Por que instituições de conhecimento?

  • A pesquisa concluiu que dados relacionados a investigação são um alvo para ataques cibernéticos.
  • O artigo lembra que não é difícil prever esses ataques. Por exemplo, é comum que estudantes tentem — e às vezes, consigam — hackear o sistema de uma universidade para alterar notas.
  • Além disso, parte da vulnerabilidade acontece porque esses sistemas são acessados diariamente por diferentes computadores institucionais, o que dificulta a proteção.
  • Sem contar que é difícil monitorar os usuários, alguns com senhas fracas e sem autenticação de dois fatores, o que evitaria uma invasão tão facilmente.

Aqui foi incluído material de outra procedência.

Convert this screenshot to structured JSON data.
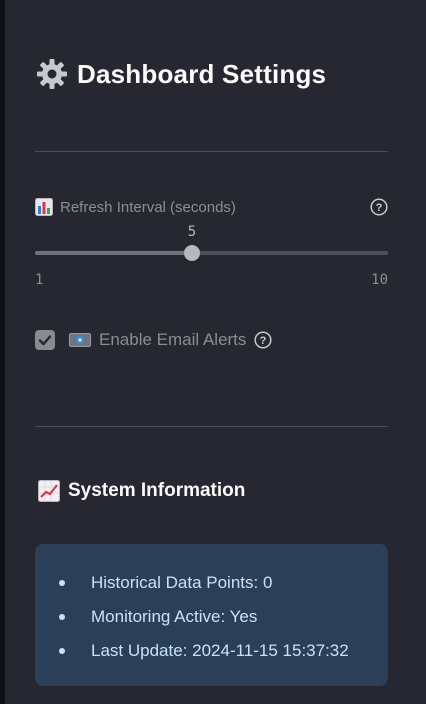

Como mostrou um estudo da IBM, apenas quatro a cada dez organizações, incluindo de educação, exigem que os usuários verifiquem os métodos de autenticação da conta.
Ataque cibernético
(Créditos: trambler58/Shutterstock)

Investigações e quem paga a conta do ataque cibernético

Outra questão levantada pelo artigo é o sigilo nas investigações. A Biblioteca Britânica, por exemplo, só revelou que a falha no sistema era um ataque cibernético depois de um mês.

Isso porque algumas autoridades acreditam que a divulgação desse tipo de ocorrência pode ser um risco para aumentar ainda mais as vulnerabilidades das instituições. O artigo defende o contrário: que a colaboração entre a comunidade de segurança informática e os responsáveis pela investigação pode ajudar a prevenir, lidar e se proteger de ataques futuros.

E, no caso dos hackers exigirem resgate, quem paga a conta? Como as instituições são públicas, essa é outra questão em aberto.

No caso da Biblioteca Britânica, o resgate não foi pago. Alguns dos arquivos que antes ficavam online já podem ser acessados novamente, mas a organização terá que desembolsar entre 6 e 7 milhões de libras (cerca de R$ 37 a R$ 43 milhões) para reparar todos os danos.

O governo do Reino Unido não se manifestou se vai ajudar com os custos, algo que, inclusive, deixou os bibliotecários revoltados, já que a instituição é a biblioteca nacional do país.